Monday 25 January 2021
When we look back on the 2010’s, we’ll lament the lost time. The opportunity cost of the time wasted as climate denialists held up the policy process and stopped governments around the world from tackling the underlying causes of climate change head on. However as we enter the 2020’s, there is some good news. Climate denialism is being reduced as a political force. The devastation of the fires of 2020 (at unprecedented levels in Australia, California, Brazil and Siberia), the disruption to wildlife (locus swarms across the Horn of Africa and birds dropping out of the sky in America) and the institutionalisation of climate concern across big business have all conspired to leave very little space for political leaders that deny the reality of climate change.

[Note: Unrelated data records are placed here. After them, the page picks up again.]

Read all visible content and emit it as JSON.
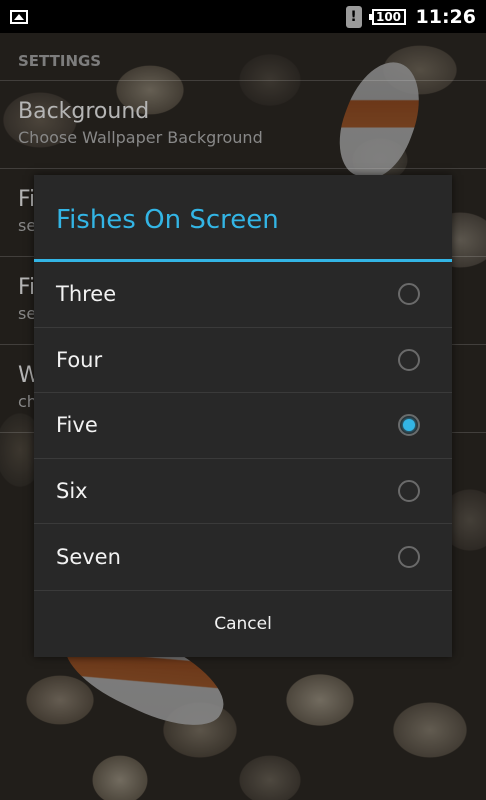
{
  "status_bar": {
    "battery": "100",
    "time": "11:26",
    "icons": [
      "image-icon",
      "alert-icon",
      "battery-icon"
    ]
  },
  "settings": {
    "header": "SETTINGS",
    "items": [
      {
        "title": "Background",
        "subtitle": "Choose Wallpaper Background"
      },
      {
        "title": "Fi",
        "subtitle": "se"
      },
      {
        "title": "Fi",
        "subtitle": "se"
      },
      {
        "title": "W",
        "subtitle": "ch"
      }
    ]
  },
  "dialog": {
    "title": "Fishes On Screen",
    "options": [
      {
        "label": "Three",
        "selected": false
      },
      {
        "label": "Four",
        "selected": false
      },
      {
        "label": "Five",
        "selected": true
      },
      {
        "label": "Six",
        "selected": false
      },
      {
        "label": "Seven",
        "selected": false
      }
    ],
    "cancel_label": "Cancel"
  },
  "colors": {
    "accent": "#33b5e5",
    "dialog_bg": "#282828",
    "status_bar_bg": "#000000"
  }
}
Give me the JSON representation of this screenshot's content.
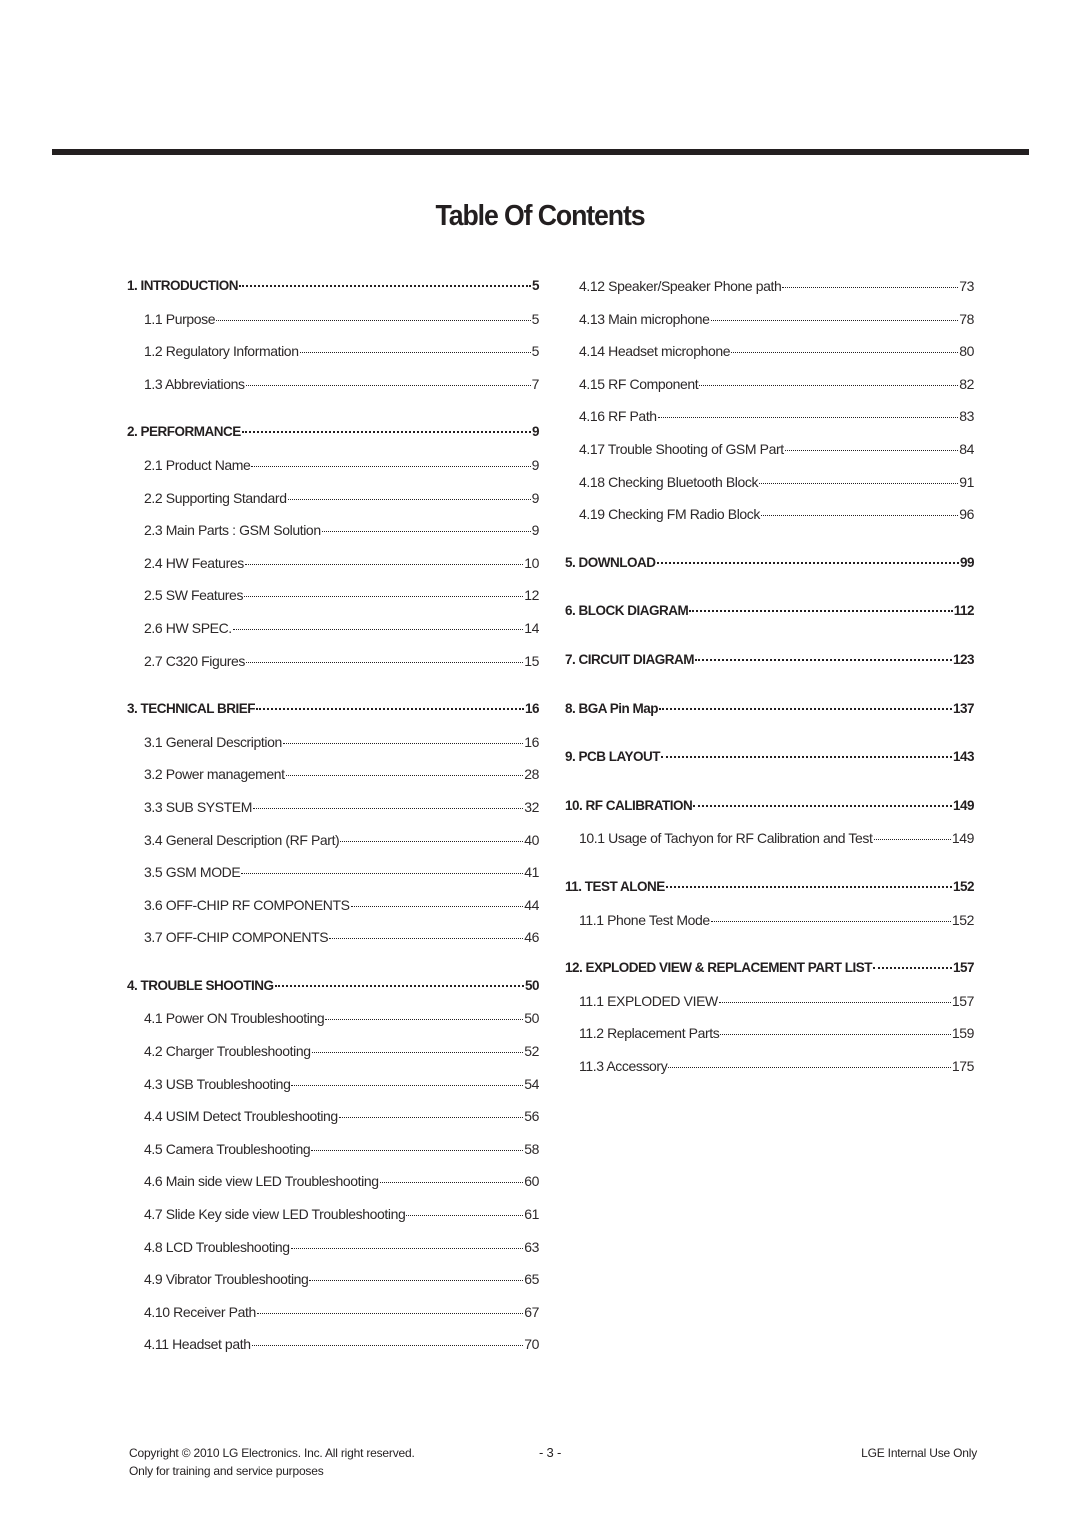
{
  "document": {
    "title": "Table Of Contents"
  },
  "toc": {
    "left": [
      {
        "type": "section",
        "label": "1. INTRODUCTION",
        "page": "5"
      },
      {
        "type": "sub",
        "label": "1.1 Purpose",
        "page": "5"
      },
      {
        "type": "sub",
        "label": "1.2 Regulatory Information",
        "page": "5"
      },
      {
        "type": "sub",
        "label": "1.3 Abbreviations",
        "page": "7"
      },
      {
        "type": "section",
        "label": "2. PERFORMANCE",
        "page": "9"
      },
      {
        "type": "sub",
        "label": "2.1 Product Name",
        "page": "9"
      },
      {
        "type": "sub",
        "label": "2.2 Supporting Standard",
        "page": "9"
      },
      {
        "type": "sub",
        "label": "2.3 Main Parts : GSM Solution",
        "page": "9"
      },
      {
        "type": "sub",
        "label": "2.4 HW Features",
        "page": "10"
      },
      {
        "type": "sub",
        "label": "2.5 SW Features",
        "page": "12"
      },
      {
        "type": "sub",
        "label": "2.6 HW SPEC.",
        "page": "14"
      },
      {
        "type": "sub",
        "label": "2.7 C320 Figures",
        "page": "15"
      },
      {
        "type": "section",
        "label": "3. TECHNICAL BRIEF",
        "page": "16"
      },
      {
        "type": "sub",
        "label": "3.1 General Description",
        "page": "16"
      },
      {
        "type": "sub",
        "label": "3.2 Power management",
        "page": "28"
      },
      {
        "type": "sub",
        "label": "3.3 SUB SYSTEM",
        "page": "32"
      },
      {
        "type": "sub",
        "label": "3.4 General Description (RF Part)",
        "page": "40"
      },
      {
        "type": "sub",
        "label": "3.5 GSM MODE",
        "page": "41"
      },
      {
        "type": "sub",
        "label": "3.6 OFF-CHIP RF COMPONENTS",
        "page": "44"
      },
      {
        "type": "sub",
        "label": "3.7 OFF-CHIP COMPONENTS",
        "page": "46"
      },
      {
        "type": "section",
        "label": "4. TROUBLE SHOOTING",
        "page": "50"
      },
      {
        "type": "sub",
        "label": "4.1 Power ON Troubleshooting",
        "page": "50"
      },
      {
        "type": "sub",
        "label": "4.2 Charger Troubleshooting",
        "page": "52"
      },
      {
        "type": "sub",
        "label": "4.3 USB Troubleshooting",
        "page": "54"
      },
      {
        "type": "sub",
        "label": "4.4 USIM Detect Troubleshooting",
        "page": "56"
      },
      {
        "type": "sub",
        "label": "4.5 Camera Troubleshooting",
        "page": "58"
      },
      {
        "type": "sub",
        "label": "4.6 Main side view LED Troubleshooting",
        "page": "60"
      },
      {
        "type": "sub",
        "label": "4.7 Slide Key side view LED Troubleshooting",
        "page": "61"
      },
      {
        "type": "sub",
        "label": "4.8 LCD Troubleshooting",
        "page": "63"
      },
      {
        "type": "sub",
        "label": "4.9 Vibrator Troubleshooting",
        "page": "65"
      },
      {
        "type": "sub",
        "label": "4.10 Receiver Path",
        "page": "67"
      },
      {
        "type": "sub",
        "label": "4.11 Headset path",
        "page": "70"
      }
    ],
    "right": [
      {
        "type": "sub",
        "label": "4.12 Speaker/Speaker Phone path",
        "page": "73"
      },
      {
        "type": "sub",
        "label": "4.13 Main microphone",
        "page": "78"
      },
      {
        "type": "sub",
        "label": "4.14 Headset microphone",
        "page": "80"
      },
      {
        "type": "sub",
        "label": "4.15 RF Component",
        "page": "82"
      },
      {
        "type": "sub",
        "label": "4.16 RF Path",
        "page": "83"
      },
      {
        "type": "sub",
        "label": "4.17 Trouble Shooting of GSM Part",
        "page": "84"
      },
      {
        "type": "sub",
        "label": "4.18 Checking Bluetooth Block",
        "page": "91"
      },
      {
        "type": "sub",
        "label": "4.19 Checking FM Radio Block",
        "page": "96"
      },
      {
        "type": "section",
        "label": "5. DOWNLOAD",
        "page": "99"
      },
      {
        "type": "section",
        "label": "6. BLOCK DIAGRAM",
        "page": "112"
      },
      {
        "type": "section",
        "label": "7. CIRCUIT DIAGRAM",
        "page": "123"
      },
      {
        "type": "section",
        "label": "8. BGA Pin Map",
        "page": "137"
      },
      {
        "type": "section",
        "label": "9. PCB LAYOUT",
        "page": "143"
      },
      {
        "type": "section",
        "label": "10. RF CALIBRATION",
        "page": "149"
      },
      {
        "type": "sub",
        "label": "10.1 Usage of Tachyon for RF Calibration and Test",
        "page": "149"
      },
      {
        "type": "section",
        "label": "11. TEST ALONE",
        "page": "152"
      },
      {
        "type": "sub",
        "label": "11.1 Phone Test Mode",
        "page": "152"
      },
      {
        "type": "section",
        "label": "12. EXPLODED VIEW & REPLACEMENT PART LIST",
        "page": "157"
      },
      {
        "type": "sub",
        "label": "11.1 EXPLODED VIEW",
        "page": "157"
      },
      {
        "type": "sub",
        "label": "11.2 Replacement Parts",
        "page": "159"
      },
      {
        "type": "sub",
        "label": "11.3 Accessory",
        "page": "175"
      }
    ]
  },
  "footer": {
    "copyright": "Copyright © 2010 LG Electronics. Inc. All right reserved.",
    "usage_note": "Only for training and service purposes",
    "page_number": "- 3 -",
    "classification": "LGE Internal Use Only"
  }
}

At the same time, many of the curves are bending in the right direction. Slowly, too slowly, but bending all the same. A decade ago, the ‘business as usual’ path would’ve brought the world 4-5 degrees of warming. Now, the ‘business as usual’ path is estimated to result in 3 degrees of warming. The cost curve for renewables is also bending, with decades of government and private sector investment in research and innovation starting to pay off. The International Energy Agency recently declared that solar is “the cheapest electricity in history” and with such a reduction in cost has seen an acceleration in the decline of coal. The IEA is projecting that India will build 86% less new coal power than it projected just one year ago.
This isn’t to say that we’re out of the woods yet. Some level of warming is now inevitable and radical steps are required to ensure this warming is kept as low as possible. There are still challenges to overcome, storage of renewable energy and transforming our transport systems being two major ones. Yet, after years of inaction and political gridlock, we should be encouraged by the progress that has been made and remain hopeful about the work that is still to come.